KFRX
- Lincoln, Nebraska; United States;
- Broadcast area: Lincoln metropolitan area
- Frequency: 106.3 MHz (HD Radio)
- Branding: 106.3 KFRX

Programming
- Language: English
- Format: Contemporary hit radio
- Subchannels: HD2: Mix 103.3 (adult hits); HD3: KFOR simulcast (news/talk);
- Affiliations: Premiere Networks

Ownership
- Owner: Connoisseur Media; (Alpha 3E License, LLC);
- Sister stations: KFOR; KIBZ; KTGL; KZKX;

History
- First air date: 1958 (as KECK-FM)
- Former call signs: KECK-FM (1958–1974); KHAT-FM (1974–1990); KMXA (1990–1992); KIBZ (1992–2004); KLMY (2004–2007);

Technical information
- Licensing authority: FCC
- Facility ID: 57287
- Class: C1
- ERP: 100,000 watts
- HAAT: 214 meters (702 ft)
- Transmitter coordinates: 40°43′40″N 96°36′51.1″W﻿ / ﻿40.72778°N 96.614194°W
- Translator: HD2: 103.3 K277CA (Lincoln)

Links
- Public license information: Public file; LMS;
- Webcast: Listen live
- Website: www.kfrxfm.com

= KFRX =

Radio station in Lincoln, Nebraska

KFRX (106.3 FM) is a radio station broadcasting a contemporary hit radio format. Licensed to Lincoln, Nebraska, United States, the station serves the Lincoln metropolitan area. The station is currently owned by Connoisseur Media, through licensee Alpha 3E License, LLC. KFRX's studios are located on Cornhusker Highway in Northeast Lincoln, while its transmitter is located at the master antenna farm at South 84th Street and Yankee Hill Road in the far southeast part of Lincoln with an effective radiated power (ERP) of 100,000 watts. KFRX also broadcasts in HD Radio.

==History==
One of the longest-lived FM signals in Lincoln, the station started as KECK-FM (calls that were shared with its AM counterpart, which has since gone dark). It switched to the name KHAT in the mid-1970s. For much of the decade, it sported a country music and "progressive" country music format as KHAT. In the early 1980s, KHAT switched to an adult contemporary format. In July 1990, after a weekend of stunting with all-Phil Collins songs, KHAT was rebranded as "Mix 106", while retaining the adult contemporary format, and adopted new call letters KMXA. However, "Mix" was a failure in the ratings. On March 2, 1992, the station flipped to active rock as "106.3 The Blaze", under new call letters KIBZ. The format was an immense success.
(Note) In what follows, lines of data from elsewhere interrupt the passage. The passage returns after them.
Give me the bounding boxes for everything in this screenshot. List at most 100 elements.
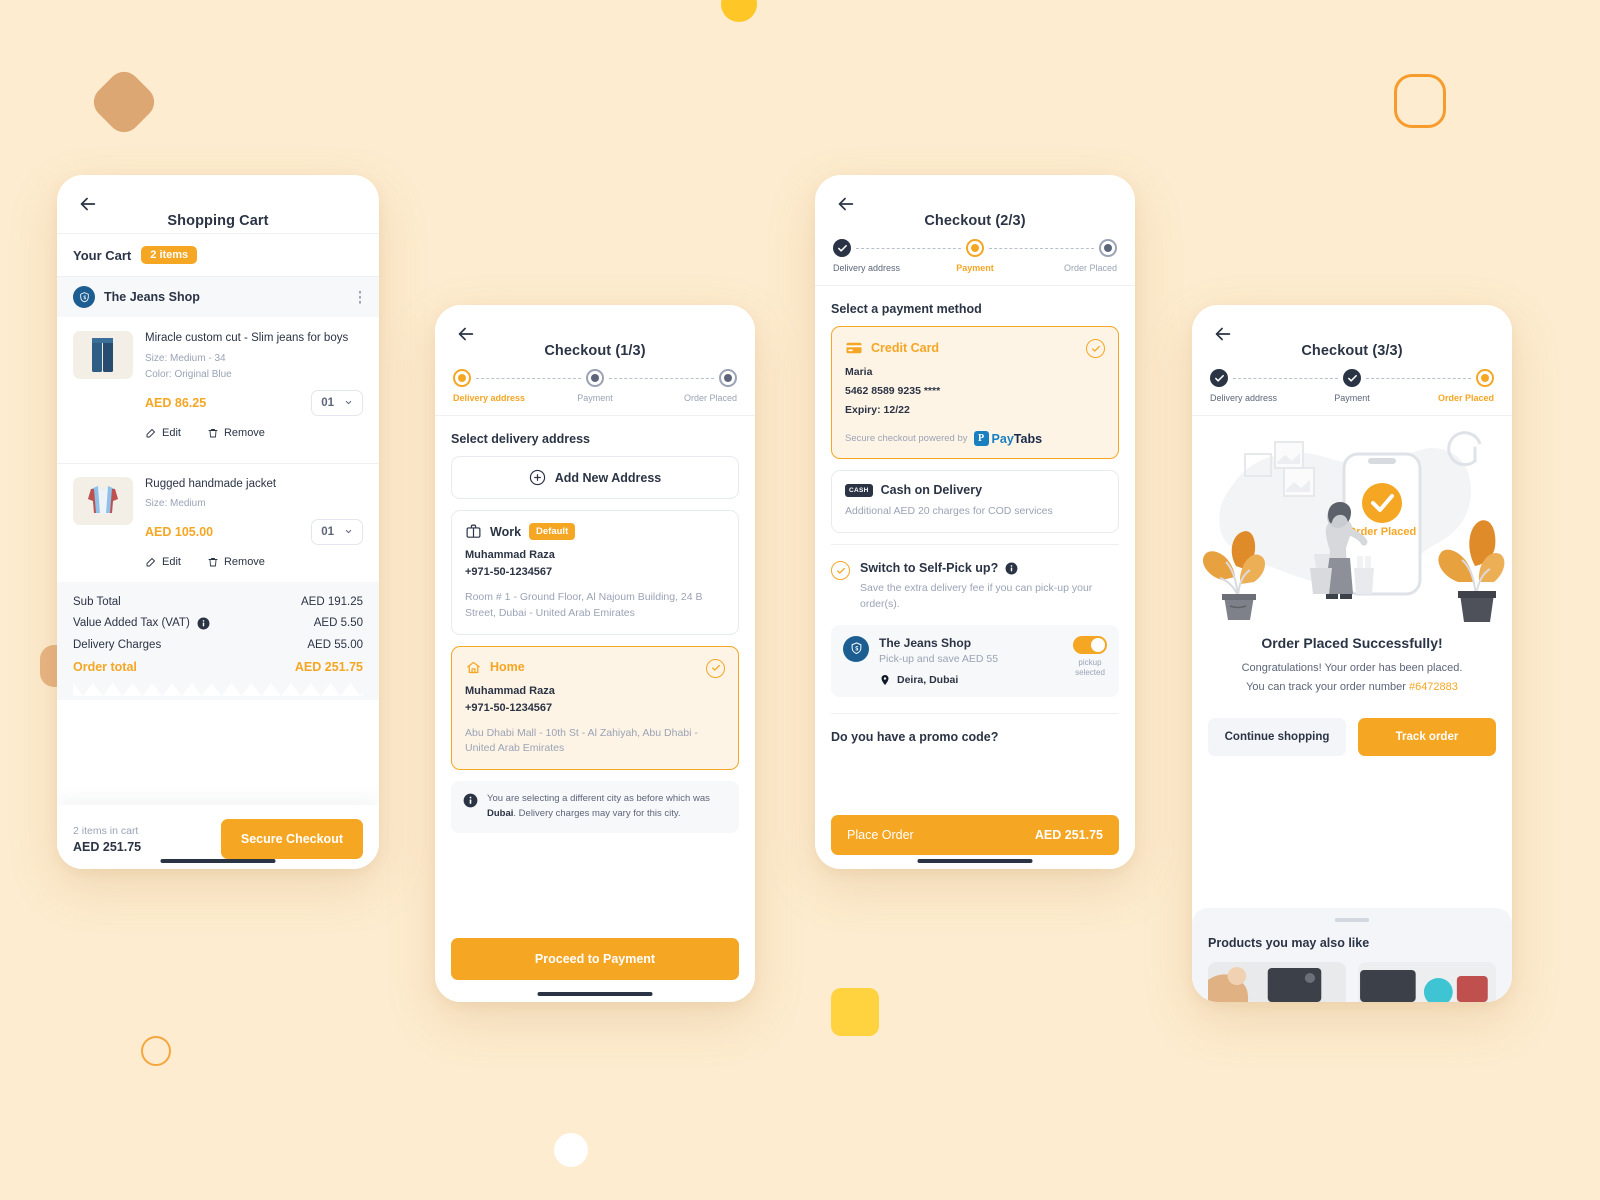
step-node-delivery[interactable]: [1210, 369, 1228, 387]
shop-logo-icon: [73, 286, 95, 308]
place-order-label: Place Order: [847, 828, 914, 842]
product-thumbnail-jeans: [73, 331, 133, 379]
pickup-location: Deira, Dubai: [879, 674, 1063, 686]
quantity-dropdown[interactable]: 01: [311, 389, 363, 416]
sheet-drag-handle[interactable]: [1335, 918, 1369, 922]
summary-value: AED 55.00: [307, 638, 363, 651]
step-label-payment: Payment: [577, 393, 613, 403]
edit-icon: [146, 428, 155, 437]
edit-icon: [146, 557, 155, 566]
address-phone: +971-50-1234567: [465, 701, 553, 714]
vat-label: Value Added Tax (VAT): [73, 617, 190, 630]
address-card-work[interactable]: Work Default Muhammad Raza +971-50-12345…: [451, 510, 739, 635]
page-title: Shopping Cart: [167, 213, 269, 229]
step-node-order-placed[interactable]: [719, 369, 737, 387]
quantity-value: 01: [321, 396, 334, 409]
product-thumbnail-jacket: [73, 476, 133, 525]
edit-item-button[interactable]: Edit: [145, 427, 181, 439]
continue-shopping-button[interactable]: Continue shopping: [1208, 718, 1346, 757]
step-node-payment[interactable]: [966, 239, 984, 257]
pickup-savings: Pick-up and save AED 55: [879, 652, 999, 665]
info-icon[interactable]: [197, 617, 210, 630]
quantity-dropdown[interactable]: 01: [311, 518, 363, 545]
phone-shopping-cart: Shopping Cart Your Cart 2 items The Jean…: [57, 175, 379, 869]
success-heading: Order Placed Successfully!: [1261, 635, 1443, 651]
paytabs-word-tabs: Tabs: [1013, 431, 1043, 446]
cart-item: Miracle custom cut - Slim jeans for boys…: [57, 317, 379, 451]
footer-items-count: 2 items in cart: [73, 824, 139, 837]
phone-payment-method: Checkout (2/3) Delivery address Payment …: [815, 175, 1135, 869]
chevron-down-icon: [345, 529, 352, 534]
edit-item-button[interactable]: Edit: [145, 556, 181, 568]
place-order-button[interactable]: Place Order AED 251.75: [831, 815, 1119, 855]
back-arrow-icon[interactable]: [1212, 323, 1234, 345]
proceed-to-payment-button[interactable]: Proceed to Payment: [451, 938, 739, 980]
receipt-zigzag-edge: [73, 682, 363, 696]
step-node-payment[interactable]: [1343, 369, 1361, 387]
card-number: 5462 8589 9235 ****: [845, 384, 941, 397]
product-size: Size: Medium: [145, 498, 206, 510]
shop-options-kebab-icon[interactable]: [358, 290, 361, 304]
phone-delivery-address: Checkout (1/3) Delivery address Payment …: [435, 305, 755, 1002]
cash-icon: CASH: [845, 483, 873, 497]
address-selected-check-icon: [706, 658, 725, 678]
step-node-delivery[interactable]: [453, 369, 471, 387]
paytabs-badge: Secure checkout powered by P PayTabs: [845, 431, 1105, 447]
address-card-home[interactable]: Home Muhammad Raza +971-50-1234567 Abu D…: [451, 645, 739, 771]
notice-text: You are selecting a different city as be…: [487, 792, 727, 821]
recommended-product-card[interactable]: [1358, 962, 1496, 1002]
recommended-product-card[interactable]: [1208, 962, 1346, 1002]
shop-name: The Jeans Shop: [104, 290, 200, 304]
paytabs-mark: P: [973, 431, 989, 447]
briefcase-icon: [466, 524, 481, 538]
track-order-button[interactable]: Track order: [1358, 718, 1496, 757]
self-pickup-description: Save the extra delivery fee if you can p…: [860, 582, 1093, 610]
checkout-stepper: Delivery address Payment Order Placed: [435, 363, 755, 415]
recommendations-title: Products you may also like: [1208, 936, 1370, 950]
remove-item-button[interactable]: Remove: [207, 556, 265, 568]
edit-label: Edit: [162, 426, 181, 439]
remove-label: Remove: [223, 555, 265, 568]
success-actions: Continue shopping Track order: [1192, 696, 1512, 757]
decor-yellow-dot-top: [721, 0, 757, 22]
payment-method-cash-on-delivery[interactable]: CASH Cash on Delivery Additional AED 20 …: [831, 470, 1119, 534]
paytabs-logo-icon: P PayTabs: [973, 431, 1043, 447]
back-arrow-icon[interactable]: [455, 323, 477, 345]
address-person: Muhammad Raza: [465, 549, 555, 561]
self-pickup-check-icon[interactable]: [831, 561, 850, 581]
decor-white-dot: [554, 1133, 588, 1167]
back-arrow-icon[interactable]: [835, 193, 857, 215]
self-pickup-title: Switch to Self-Pick up?: [860, 561, 1119, 575]
step-node-payment[interactable]: [586, 369, 604, 387]
success-header: Checkout (3/3): [1192, 305, 1512, 363]
plus-circle-icon: [529, 469, 545, 486]
chevron-down-icon: [345, 400, 352, 405]
self-pickup-section: Switch to Self-Pick up? Save the extra d…: [815, 545, 1135, 613]
summary-label: Delivery Charges: [73, 638, 162, 651]
payment-method-credit-card[interactable]: Credit Card Maria 5462 8589 9235 **** Ex…: [831, 326, 1119, 460]
secure-checkout-button[interactable]: Secure Checkout: [220, 819, 363, 859]
notice-suffix: . Delivery charges may vary for this cit…: [513, 807, 681, 819]
remove-item-button[interactable]: Remove: [207, 427, 265, 439]
step-node-order-placed[interactable]: [1476, 369, 1494, 387]
secure-checkout-label: Secure checkout powered by: [845, 433, 968, 445]
success-message: Congratulations! Your order has been pla…: [1192, 659, 1512, 696]
card-holder: Maria: [845, 366, 873, 378]
back-arrow-icon[interactable]: [77, 193, 99, 215]
step-node-order-placed[interactable]: [1099, 239, 1117, 257]
place-order-amount: AED 251.75: [1034, 828, 1103, 842]
shop-row[interactable]: The Jeans Shop: [57, 277, 379, 317]
step-node-delivery[interactable]: [833, 239, 851, 257]
add-new-address-button[interactable]: Add New Address: [451, 456, 739, 499]
step-label-delivery: Delivery address: [1210, 393, 1278, 403]
pickup-toggle[interactable]: [1073, 635, 1107, 654]
info-icon[interactable]: [1005, 562, 1018, 575]
home-indicator: [917, 859, 1033, 863]
recommendations-sheet[interactable]: Products you may also like: [1192, 908, 1512, 1002]
home-icon: [467, 661, 480, 673]
pickup-shop-card[interactable]: The Jeans Shop Pick-up and save AED 55 D…: [831, 624, 1119, 697]
product-name: Miracle custom cut - Slim jeans for boys: [145, 332, 349, 344]
payment-selected-check-icon: [1086, 339, 1105, 358]
toggle-caption-line2: selected: [1075, 668, 1105, 678]
shop-logo-icon: [843, 635, 869, 662]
As part of a major format shuffle, on March 17, 2004, KIBZ moved to 104.1 FM, displacing KSLI-FM's Top 40/CHR format. After two days of simulcasting, 106.3 began stunting with construction noises; this led to the debut of a new adult contemporary format under the "My 106.3" branding and callsign KLMY on March 24.

At 6 a.m. on September 18, 2007, following an evening of stunting, KLMY adopted KFRX's Top 40/CHR format and call letters. The move came as Three Eagles Communications purchased Clear Channel Communications' Lincoln stations, which forced Three Eagles to divest KRKR and KFRX's former 102.7 FM frequency to meet ownership limits. 102.7 FM, which became KBZR, was later sold to VSS Communications, and moved to the Omaha market as a Christian station.

In May 2025, Connoisseur Media announced its intent to acquire Alpha Media. The FCC approved the sale on August 13, 2025, and the sale was consummated on September 4.